Der Hase mit den Bernsteinaugen - Edmund de Waal

  • Das verborgene Erbe der Familie Ephrussi.
    Zsolnay, 352 Seiten


    Aus dem Englischen von Brigitte Hilzensauer


    Kurzbeschreibung:
    Paris-Wien-Odessa: Die Ephrussi zählten zu den vermögendsten und einflussreichsten Familien Europas. Ein Nachfahre erzählt nun ihre dramatische Geschichte.
    Dieses weltweit gefeierte Buch ist weit mehr als eine außergewöhnliche Familiengeschichte, es ist eine Wunderkammer, eine brillant geschriebene Erkundung über Besitz und Verlust, über das Leben der Dinge und die Fortdauer der Erinnerung.


    Über den Autor:
    Edmund de Waal wurde 1964 in Nottingham geboren und studierte in Cambridge. Er ist Professor für Keramik an der University of Westminster und stellte u.a. im Victoria and Albert Museum und in der Tate Britain aus. Er lebt in London.


    Mein Eindruck:
    Ein schön aufgemachtes Buch mit Leseband und Stammbaum der jüdischen Familie Ephrussi. Im Buch sind Fotos und Zeichnungen verteilt, die zusätzlich ein Gefühl für die Zeit geben. Wirklich Edel!


    Es ist durchaus passend, dass in dem Buch ein Zitat von Marcel Proust vorangestellt ist und dass Colm Toibin das Buch preist. Genau wie diese beiden Schriftsteller schreibt auch Edmund de Waal unaufgeregt und ruhig.
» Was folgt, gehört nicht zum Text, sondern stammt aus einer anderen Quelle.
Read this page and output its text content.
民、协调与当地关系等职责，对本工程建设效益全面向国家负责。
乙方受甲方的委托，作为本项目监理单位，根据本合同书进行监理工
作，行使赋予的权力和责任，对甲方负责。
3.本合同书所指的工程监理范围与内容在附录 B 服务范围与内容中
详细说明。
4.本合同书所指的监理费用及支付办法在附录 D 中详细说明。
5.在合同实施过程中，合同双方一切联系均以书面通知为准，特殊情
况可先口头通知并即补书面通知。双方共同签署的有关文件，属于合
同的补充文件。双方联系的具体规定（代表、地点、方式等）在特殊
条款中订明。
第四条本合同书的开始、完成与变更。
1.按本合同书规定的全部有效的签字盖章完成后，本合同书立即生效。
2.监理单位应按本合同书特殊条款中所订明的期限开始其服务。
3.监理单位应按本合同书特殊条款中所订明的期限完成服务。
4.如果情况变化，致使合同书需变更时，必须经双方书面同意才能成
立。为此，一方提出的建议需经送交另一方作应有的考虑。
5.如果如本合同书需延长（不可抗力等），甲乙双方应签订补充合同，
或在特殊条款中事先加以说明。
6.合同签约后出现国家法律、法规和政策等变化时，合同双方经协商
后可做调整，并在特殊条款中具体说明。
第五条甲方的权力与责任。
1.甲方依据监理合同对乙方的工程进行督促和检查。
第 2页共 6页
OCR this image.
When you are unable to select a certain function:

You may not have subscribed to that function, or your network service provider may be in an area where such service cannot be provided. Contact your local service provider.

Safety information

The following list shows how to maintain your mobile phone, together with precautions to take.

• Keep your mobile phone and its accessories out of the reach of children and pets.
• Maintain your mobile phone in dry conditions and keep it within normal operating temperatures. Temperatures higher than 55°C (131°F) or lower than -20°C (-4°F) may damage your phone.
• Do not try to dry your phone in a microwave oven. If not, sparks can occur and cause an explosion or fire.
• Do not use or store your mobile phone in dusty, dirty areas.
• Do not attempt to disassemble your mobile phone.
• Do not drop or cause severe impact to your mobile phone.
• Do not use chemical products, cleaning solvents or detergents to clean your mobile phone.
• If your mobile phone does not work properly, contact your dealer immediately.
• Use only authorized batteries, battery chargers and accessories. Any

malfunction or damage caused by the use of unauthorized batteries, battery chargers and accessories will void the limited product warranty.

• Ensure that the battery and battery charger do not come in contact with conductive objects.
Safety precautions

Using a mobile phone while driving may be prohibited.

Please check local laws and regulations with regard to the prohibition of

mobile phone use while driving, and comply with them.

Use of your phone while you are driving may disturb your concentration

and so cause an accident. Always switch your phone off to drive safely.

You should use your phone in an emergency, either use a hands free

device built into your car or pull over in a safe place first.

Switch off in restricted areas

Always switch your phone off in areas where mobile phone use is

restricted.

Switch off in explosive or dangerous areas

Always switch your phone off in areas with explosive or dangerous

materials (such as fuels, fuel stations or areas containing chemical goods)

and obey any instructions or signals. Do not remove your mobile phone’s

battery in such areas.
    Das Buch ist ja schon jetzt ein Erfolg. Der Grund liegt sicherlich darin, dass der Autor einen Ton getroffen hat, der anspricht.
    Ausgehend von der von einem Großonkel geerbten Miniatur-Schnitzerei-Sammlung spürt der Autor der Geschichte der Familie Ephrussi nach. Er schildert das Paris des 19.Jahrhundertts mit dem Sammler Charles Ephrussi. Charles ist reich und Jude. Der Autor stellt einen Vergleich mit der großen Figur von Marcel Proust her: Swann
    Es wird die Zeit des Impressionismus lebendig. Renoir, Degas Gustave Moreau treten direkt oder indirekt auf. Auch Marcel Proust gehört zum Bekanntenkreis.
    Neben der vornehmen Salonatmosphäre sind aber auch schon erste Anzeichen von Antisemitismus vorhanden.


    Dann recherchiert der Autor der Jahrhundertwende in Wien weiter.
    Hier rückt Elisabeth Ephrussi kurzzeitig in den Vordergrund. Sie war Anwältin und Dichterin und mit Rilke bekannt. Eine beeindruckende Frau, die nachdem sie Wien verlassen hatte, in der Zeit des Faschismus zurückkehrte, um ihre Eltern heraus zuholen und dann in die Schweiz ging. Manche Figuren bekommen wenig Raum, um mehr als nur oberflächlich vorgestellt zu werden. Elisabeth gehört zum Glück nicht dazu. Und nach dem Krieg ist es Iggy Ephrussi, der nach Japan geht. Gut gemacht, wie sich der Kreis schließt, auch wenn es dann noch kurz nach Odessa und London geht.


    Manche Abschnitte haben mich mehr gepackt als andere, aber insgesamt ein interessantes Buch.


    ASIN/ISBN: 342314212X

  • Das Buch mag ja toll sein, e-book- Fans können es aber nur auf Englisch kaufen.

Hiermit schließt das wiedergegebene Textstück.